Protocole de Cahors : Philippe Chalumeau défend la position de la Métropole.

Autre collectivité qui en ce moment a plutôt tendance à être en désaccord avec la politique Macroniste : Tours Métropole qui subit le dispositif de Cahors et l’encadrement de la hausse de son budget de fonctionnement à hauteur de 1,2%, alors qu’elle est en pleine construction et aurait au contraire besoin de moyens supplémentaires.

Et sur ce sujet, Philippe Chalumeau de rejoindre plutôt les arguments des élus locaux : « Je suis pour la maitrise de la dépense publique mais le problème du dispositif de Cahors est qu’il peut avoir des effets pervers pour les collectivités comme la Métropole de Tours qui est en pleine structuration. » Une rencontre doit se tenir à ce sujet le 16 juillet prochain entre Philippe Briand et Edouard Philippe précise le député qui a fait l’intermédiaire sur ce coup entre les deux parties.

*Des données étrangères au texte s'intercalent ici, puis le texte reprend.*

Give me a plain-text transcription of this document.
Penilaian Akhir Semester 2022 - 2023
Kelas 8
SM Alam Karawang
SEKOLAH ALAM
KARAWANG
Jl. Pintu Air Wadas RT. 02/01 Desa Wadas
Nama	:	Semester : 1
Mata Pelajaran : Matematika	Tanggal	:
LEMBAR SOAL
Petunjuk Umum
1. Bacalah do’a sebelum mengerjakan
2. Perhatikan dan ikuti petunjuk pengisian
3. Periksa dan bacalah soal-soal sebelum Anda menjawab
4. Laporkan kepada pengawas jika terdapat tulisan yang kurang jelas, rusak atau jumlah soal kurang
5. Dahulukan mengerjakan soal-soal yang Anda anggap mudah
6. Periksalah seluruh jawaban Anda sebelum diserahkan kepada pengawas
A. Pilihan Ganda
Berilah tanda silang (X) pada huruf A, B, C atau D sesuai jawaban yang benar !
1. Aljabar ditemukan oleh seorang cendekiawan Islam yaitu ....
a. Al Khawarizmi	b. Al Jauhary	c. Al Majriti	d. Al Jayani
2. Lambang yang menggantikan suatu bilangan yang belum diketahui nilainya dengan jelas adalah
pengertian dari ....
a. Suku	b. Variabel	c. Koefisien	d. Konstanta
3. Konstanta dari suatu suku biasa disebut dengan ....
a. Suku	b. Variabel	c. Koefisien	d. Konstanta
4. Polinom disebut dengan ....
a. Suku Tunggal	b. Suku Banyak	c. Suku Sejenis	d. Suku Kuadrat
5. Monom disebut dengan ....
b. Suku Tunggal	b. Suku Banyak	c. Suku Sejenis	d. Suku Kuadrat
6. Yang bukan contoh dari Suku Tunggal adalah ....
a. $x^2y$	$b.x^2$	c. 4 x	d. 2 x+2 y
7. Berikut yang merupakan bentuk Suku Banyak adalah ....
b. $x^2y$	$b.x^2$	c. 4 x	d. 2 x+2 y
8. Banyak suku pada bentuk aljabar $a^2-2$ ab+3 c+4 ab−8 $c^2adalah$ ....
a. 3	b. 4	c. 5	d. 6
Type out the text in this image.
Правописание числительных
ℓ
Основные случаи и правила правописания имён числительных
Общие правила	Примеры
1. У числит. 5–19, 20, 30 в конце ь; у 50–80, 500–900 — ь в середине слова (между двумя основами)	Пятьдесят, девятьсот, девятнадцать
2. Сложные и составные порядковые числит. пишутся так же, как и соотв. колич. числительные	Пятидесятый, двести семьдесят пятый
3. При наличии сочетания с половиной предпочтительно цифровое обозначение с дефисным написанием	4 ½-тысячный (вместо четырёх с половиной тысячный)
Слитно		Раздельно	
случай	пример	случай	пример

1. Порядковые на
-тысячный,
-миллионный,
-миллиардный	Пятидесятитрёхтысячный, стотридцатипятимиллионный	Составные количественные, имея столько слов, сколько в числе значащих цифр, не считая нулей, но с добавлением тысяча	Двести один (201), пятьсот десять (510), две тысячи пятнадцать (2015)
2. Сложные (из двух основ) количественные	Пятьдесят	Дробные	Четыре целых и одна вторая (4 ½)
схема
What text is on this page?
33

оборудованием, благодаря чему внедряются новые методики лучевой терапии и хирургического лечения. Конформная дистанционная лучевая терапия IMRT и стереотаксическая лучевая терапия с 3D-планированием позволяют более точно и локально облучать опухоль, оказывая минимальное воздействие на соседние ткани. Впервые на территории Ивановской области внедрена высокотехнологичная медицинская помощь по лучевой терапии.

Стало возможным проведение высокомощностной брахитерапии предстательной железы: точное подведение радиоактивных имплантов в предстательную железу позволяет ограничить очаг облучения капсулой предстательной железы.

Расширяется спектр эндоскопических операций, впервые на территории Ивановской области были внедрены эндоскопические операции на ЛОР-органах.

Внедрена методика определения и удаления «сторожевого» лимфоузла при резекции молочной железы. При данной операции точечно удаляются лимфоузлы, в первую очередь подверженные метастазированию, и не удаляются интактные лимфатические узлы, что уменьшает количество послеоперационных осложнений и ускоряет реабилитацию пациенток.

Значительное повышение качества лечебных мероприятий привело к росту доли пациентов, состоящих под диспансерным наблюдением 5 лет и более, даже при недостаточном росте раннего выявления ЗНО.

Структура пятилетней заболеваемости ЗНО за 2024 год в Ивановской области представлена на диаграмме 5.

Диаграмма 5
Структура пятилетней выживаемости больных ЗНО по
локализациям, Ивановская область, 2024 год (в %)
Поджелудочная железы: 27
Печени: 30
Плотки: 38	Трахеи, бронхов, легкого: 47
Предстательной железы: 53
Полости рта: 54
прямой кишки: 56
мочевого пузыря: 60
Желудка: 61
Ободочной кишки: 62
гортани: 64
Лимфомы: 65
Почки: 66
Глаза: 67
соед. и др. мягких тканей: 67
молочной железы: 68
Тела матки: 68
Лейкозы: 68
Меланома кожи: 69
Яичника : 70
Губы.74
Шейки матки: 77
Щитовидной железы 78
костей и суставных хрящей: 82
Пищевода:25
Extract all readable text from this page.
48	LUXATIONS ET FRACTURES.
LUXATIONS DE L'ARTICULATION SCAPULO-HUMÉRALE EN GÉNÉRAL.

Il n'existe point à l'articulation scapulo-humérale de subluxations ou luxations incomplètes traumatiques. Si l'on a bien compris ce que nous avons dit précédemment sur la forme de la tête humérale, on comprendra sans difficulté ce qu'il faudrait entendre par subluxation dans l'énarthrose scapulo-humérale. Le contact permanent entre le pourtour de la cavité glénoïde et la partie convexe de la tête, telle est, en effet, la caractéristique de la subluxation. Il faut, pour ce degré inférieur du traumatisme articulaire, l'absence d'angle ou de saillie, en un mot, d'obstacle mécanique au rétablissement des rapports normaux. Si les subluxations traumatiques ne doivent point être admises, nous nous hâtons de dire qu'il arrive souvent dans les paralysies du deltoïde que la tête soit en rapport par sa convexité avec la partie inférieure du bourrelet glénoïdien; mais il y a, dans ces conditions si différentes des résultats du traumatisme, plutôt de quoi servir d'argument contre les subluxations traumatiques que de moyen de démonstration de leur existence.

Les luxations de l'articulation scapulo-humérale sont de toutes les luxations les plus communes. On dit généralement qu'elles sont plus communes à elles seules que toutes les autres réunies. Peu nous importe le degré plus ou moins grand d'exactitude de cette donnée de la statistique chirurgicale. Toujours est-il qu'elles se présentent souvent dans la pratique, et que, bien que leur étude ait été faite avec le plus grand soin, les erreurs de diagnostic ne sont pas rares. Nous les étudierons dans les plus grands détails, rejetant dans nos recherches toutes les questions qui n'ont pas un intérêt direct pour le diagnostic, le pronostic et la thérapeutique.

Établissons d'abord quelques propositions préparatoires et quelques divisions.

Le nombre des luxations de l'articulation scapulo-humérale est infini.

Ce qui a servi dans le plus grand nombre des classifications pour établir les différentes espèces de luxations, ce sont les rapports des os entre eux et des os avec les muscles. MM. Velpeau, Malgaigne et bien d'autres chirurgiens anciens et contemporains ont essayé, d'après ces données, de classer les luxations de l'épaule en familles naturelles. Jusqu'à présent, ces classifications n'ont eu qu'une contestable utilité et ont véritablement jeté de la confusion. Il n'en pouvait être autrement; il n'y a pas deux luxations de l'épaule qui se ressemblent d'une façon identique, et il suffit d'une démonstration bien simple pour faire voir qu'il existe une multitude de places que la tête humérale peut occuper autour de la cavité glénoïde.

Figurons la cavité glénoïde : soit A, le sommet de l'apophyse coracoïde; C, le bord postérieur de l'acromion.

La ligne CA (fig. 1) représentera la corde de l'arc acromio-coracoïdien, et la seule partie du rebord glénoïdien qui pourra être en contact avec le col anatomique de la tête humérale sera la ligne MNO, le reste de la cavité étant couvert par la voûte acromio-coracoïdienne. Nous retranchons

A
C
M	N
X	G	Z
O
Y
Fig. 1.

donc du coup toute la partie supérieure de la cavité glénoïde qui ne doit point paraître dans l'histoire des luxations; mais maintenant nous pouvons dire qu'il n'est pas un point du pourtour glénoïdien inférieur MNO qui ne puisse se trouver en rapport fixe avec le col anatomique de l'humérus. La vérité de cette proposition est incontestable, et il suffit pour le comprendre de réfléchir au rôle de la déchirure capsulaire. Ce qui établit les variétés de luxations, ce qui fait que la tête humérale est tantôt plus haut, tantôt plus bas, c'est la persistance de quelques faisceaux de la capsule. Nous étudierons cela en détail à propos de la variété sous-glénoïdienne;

Quelles ambitions pour 2020 ?

Faut-il voir des ambitions en local pour le député et ce dès 2020 ? « Ce n’est pas le moment. J’ai un emploi du temps chargé et une mission de député qui me plaît énormément. » Qui alors ? Trop tôt pour le dire selon Philippe Chalumeau qui garde et va continuer d’avoir un regard aiguisé sur La République En Marche en Touraine, bien qu’il ait passé la main de référent à Philippe Peruchon, suite à son élection au Palais Bourbon. « Nous appliquons toujours la même méthode et nous sommes actuellement dans le diagnostic de terrain, la question de l’interprétation et de la représentation arriveront ensuite.

Si pour le député de Tours, l’heure de l’incarnation par un candidat n’est pas encore venue, cela ne lui empêche pas d’avoir un regard sur ce qui se passe à l’Hôtel de Ville de Tours. « La période de Serge Babary a été une catastrophe pour Tours ». Et quant à son successeur Christophe Bouchet, régulièrement annoncé comme potentiel candidat sur une liste commune avec La République En Marche : « Je ne suis pas sûr qu’il incarnera la liste En Marche en 2020, ce qui est sûr c’est que je vais me battre pour que LREM existe en tant que tel » annonce Philippe Chalumeau.